Classroom instruction will consist of less lecture and more “hands-on, so that students are actually doing, are involved.”

Creating an environment where teachers can teach and students can learn is paramount, Haynie said.

“We will have a safe school. You’ll see (the administrators) a lot in halls and in the classrooms. Parents and students need to see us there. We set the tone just by being there, being proactive.”

A team approach involving school administrators, teachers, parents and students will help teachers get a holistic view of each individual student and give students, especially ninth-graders, the support they need to progress, Haynie says.

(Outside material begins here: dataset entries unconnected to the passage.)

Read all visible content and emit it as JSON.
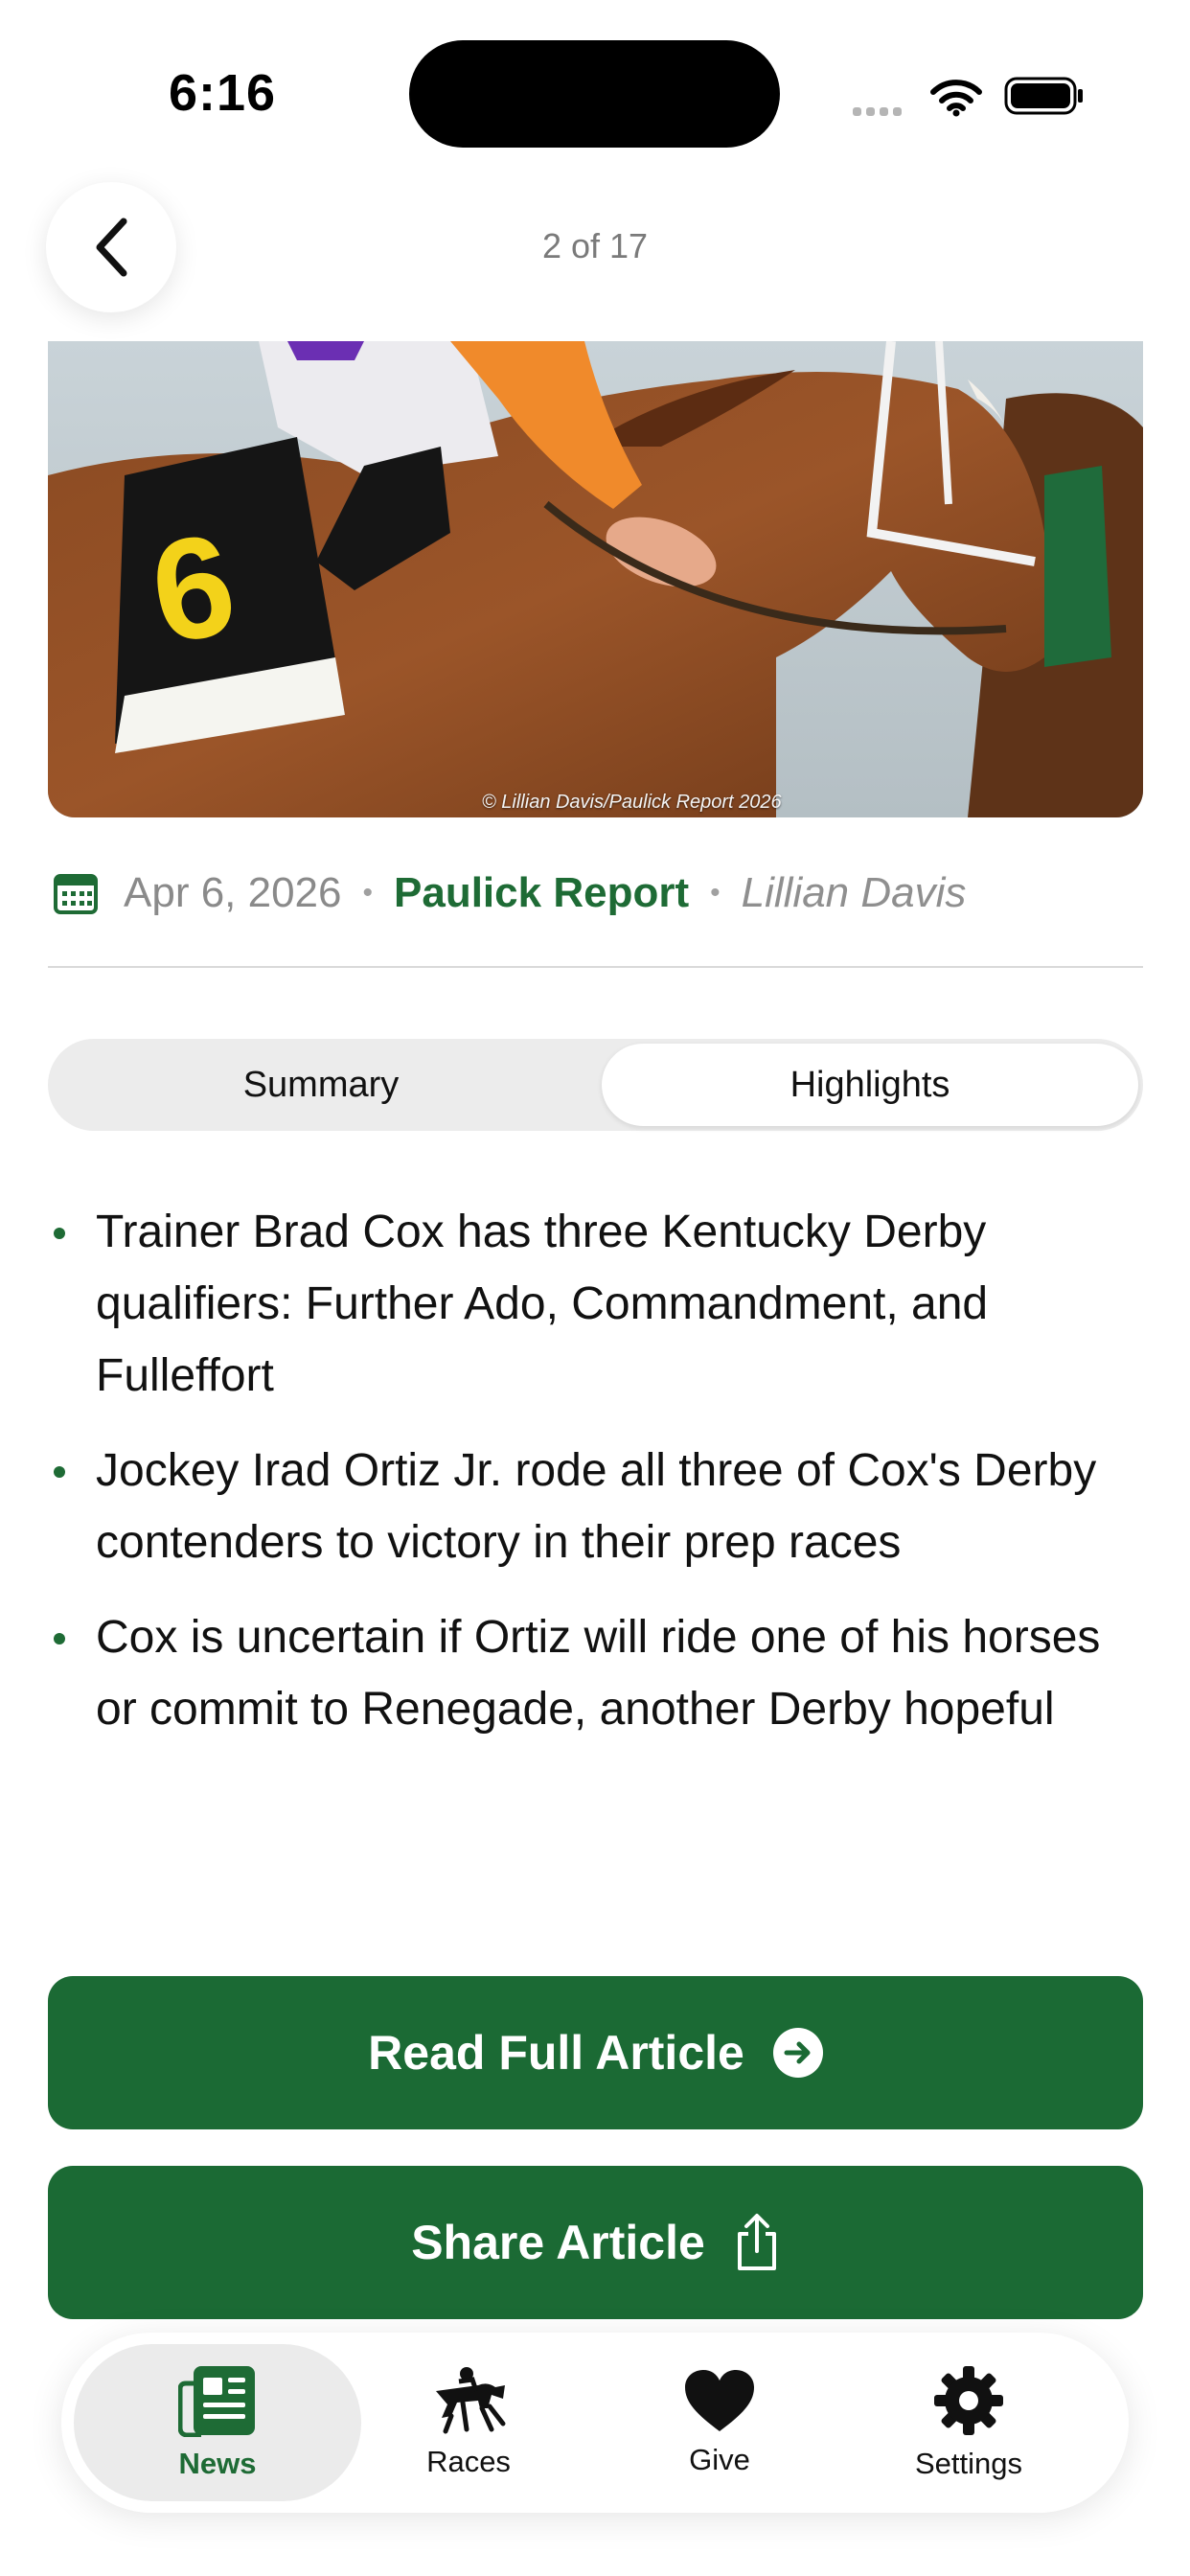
{
  "status_bar": {
    "time": "6:16"
  },
  "nav": {
    "counter": "2 of 17"
  },
  "hero": {
    "credit": "© Lillian Davis/Paulick Report 2026"
  },
  "meta": {
    "date": "Apr 6, 2026",
    "source": "Paulick Report",
    "author": "Lillian Davis"
  },
  "segmented": {
    "summary": "Summary",
    "highlights": "Highlights",
    "selected": "Highlights"
  },
  "highlights": [
    "Trainer Brad Cox has three Kentucky Derby qualifiers: Further Ado, Commandment, and Fulleffort",
    "Jockey Irad Ortiz Jr. rode all three of Cox's Derby contenders to victory in their prep races",
    "Cox is uncertain if Ortiz will ride one of his horses or commit to Renegade, another Derby hopeful"
  ],
  "buttons": {
    "read": "Read Full Article",
    "share": "Share Article"
  },
  "tabs": [
    {
      "label": "News",
      "icon": "newspaper-icon",
      "active": true
    },
    {
      "label": "Races",
      "icon": "horse-racing-icon",
      "active": false
    },
    {
      "label": "Give",
      "icon": "heart-icon",
      "active": false
    },
    {
      "label": "Settings",
      "icon": "gear-icon",
      "active": false
    }
  ],
  "colors": {
    "accent": "#1e6b35",
    "button": "#1b6a34"
  }
}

“Ninth-graders tend to get lost in the transition from middle to high school, and this will give them more of a base to go,” Haynie said. “This is difficult for parents as well as students, so this will be a way for parents to get a true overview of what is going on.”

Haynie wants to see students participating in the committees organized to improve the school.

“We certainly need student involvement,” Haynie said. “I would push for that, yes. Students are pretty good at solving problems that they know something about.”

Haynie holds a bachelor’s degree in home economics with a minor in biology from Henderson State University and a master’s degree and certification in school administration from the University of Central Arkansas. She began her career at Poplar Street
Middle School in the North Little Rock School District as a home-economics teacher.

In 1978, she replaced her home-economics teacher at her alma mater, Robinson High, where she taught for 23 years.

She served as assistant principal at Sylvan Hills and North Pulaski high schools and director of secondary educator for NLRSD before returning to Robinson in 2006 to serve as principal.